Sadly, there is not a spectrum of solutions: there is high-end and then there is the moderately expensive stuff – with little entry-level PDM or ERP for that matter. What activity there is to address the entry-level PDM issue seems to be in the middle market: IronCAD Innovation Suite and Solid Edge Insight are cases in point. There are also pragmatic collaboration solutions like 3D TeamWorks from SolidWorks that provides collaboration tools and extended enterprise visibility.

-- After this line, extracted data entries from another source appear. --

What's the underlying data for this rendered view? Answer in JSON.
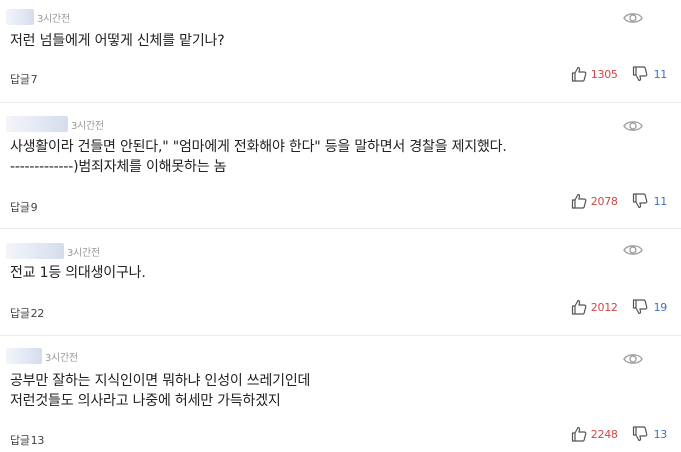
{
  "colors": {
    "like": "#d64545",
    "dislike": "#3b6fc9",
    "meta": "#9a9a9a"
  },
  "icons": {
    "view": "eye-icon",
    "like": "thumbs-up-icon",
    "dislike": "thumbs-down-icon"
  },
  "comments": [
    {
      "time": "3시간전",
      "text": "저런 넘들에게 어떻게 신체를 맡기나?",
      "reply_label": "답글",
      "reply_count": "7",
      "likes": "1305",
      "dislikes": "11"
    },
    {
      "time": "3시간전",
      "text": "사생활이라 건들면 안된다,\" \"엄마에게 전화해야 한다\" 등을 말하면서 경찰을 제지했다.\n-------------)범죄자체를 이해못하는 놈",
      "reply_label": "답글",
      "reply_count": "9",
      "likes": "2078",
      "dislikes": "11"
    },
    {
      "time": "3시간전",
      "text": "전교 1등 의대생이구나.",
      "reply_label": "답글",
      "reply_count": "22",
      "likes": "2012",
      "dislikes": "19"
    },
    {
      "time": "3시간전",
      "text": "공부만 잘하는 지식인이면 뭐하냐 인성이 쓰레기인데\n저런것들도 의사라고 나중에 허세만 가득하겠지",
      "reply_label": "답글",
      "reply_count": "13",
      "likes": "2248",
      "dislikes": "13"
    }
  ]
}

This is not classical PDM or ERP software. In fact SolidWorks is at pains to point out it is not ePDM (web-enabled PDM), but it is probably the most promising collaboration technology available today, particularly since it is associated with a leading mid-range CAD modelling solution. Here, the collaboration data is very much at the centre of the extended enterprise; it has no vaulting or revisioning that you would expect of a PDM solution, but it is no less useful for that.
Meanwhile, popular ERP vendors like SAP and Baan are offering PDM, but as a complement to traditional design-centric ERP.
Ultimately, the extent to which you embrace all these technologies has to depend on where you fit into your PLM supply and value chains. Manufacturers generally want something to guarantee the integrity of their data. They also want something that fits their current enterprises – they don’t want to change their religion or their application environment.
If you talk to the vendors they’ll tell you that they interface with this, that and the other, but the sad fact is that the majority of user companies aren’t up to half the speed of the vendors in recognising, let alone addressing, the challenges before them. Most have a CAD system and a data management solution that’s good enough for CAD, but generally they don’t have sophisticated ERP or PDM to anything like the level that SAP or the PDM vendors would like to see. And they probably never will.
ePDM as a middle way doesn’t really exist as a separate product; it’s a collection of technologies which have to be selected and integrated with care.